A new custom-built high-rise featuring a sleek wood and metal design and breathtaking views of Como Lake hit the market Wednesday morning. Best of all? The list price is free — to bees and butterflies.
The pollinator "sky-rise" is the work of Public Art St. Paul and the Bee Lab at the University of Minnesota. The purpose of the striking yellow tower is more than artistic, however. Researchers hope to learn what kind of man-made housing will attract, protect and nurture pollinators at a time when natural habitat is disappearing.
At the same time, officials hope the tower and its nearby bins of free flower seeds — milkweed, purple prairie clover and black-eyed Susan — will elicit support for developing even more pollinator habitat.
It didn't take long Wednesday for a handful of bees from the nearby Shoreline Habitat Restoration Project to check out their potential new digs.
"I see a bee up in the bee house!" shouted Colleen Sheehy, executive director of Public Art St.

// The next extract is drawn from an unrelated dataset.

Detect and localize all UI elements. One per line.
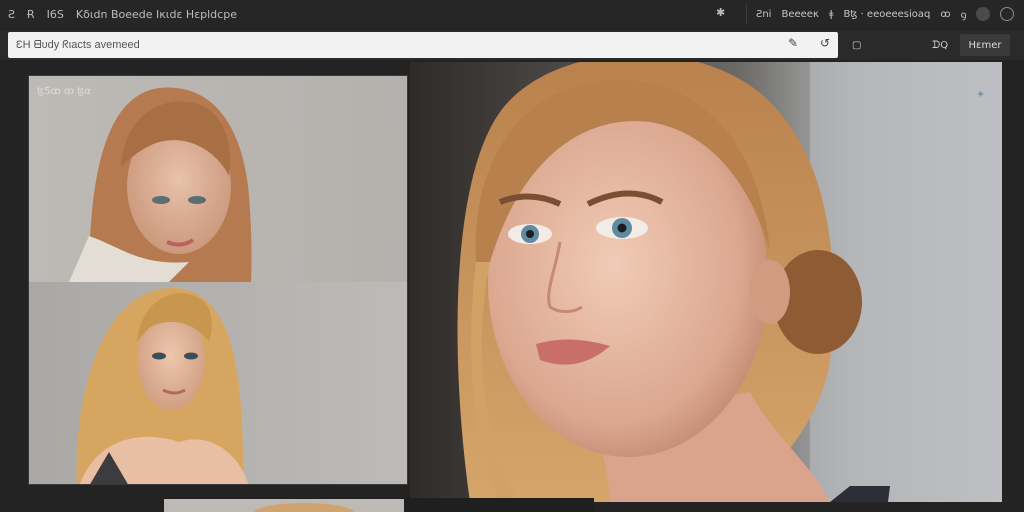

Paul.
"I think they're excited for their urban house," said Amanda Lovelee, a lead artist on the project along with Christine Baeumler and Julie Benda.
The sky-rise was funded with $113,000 from the Knight Foundation, as well as money the city of St. Paul set aside to develop public art.
The project will last three years and cost $300,000 total, Sheehy said. In addition, a $245,000 Minnesota Futures Grant from the U will help researchers test the bee house's design, use and effectiveness.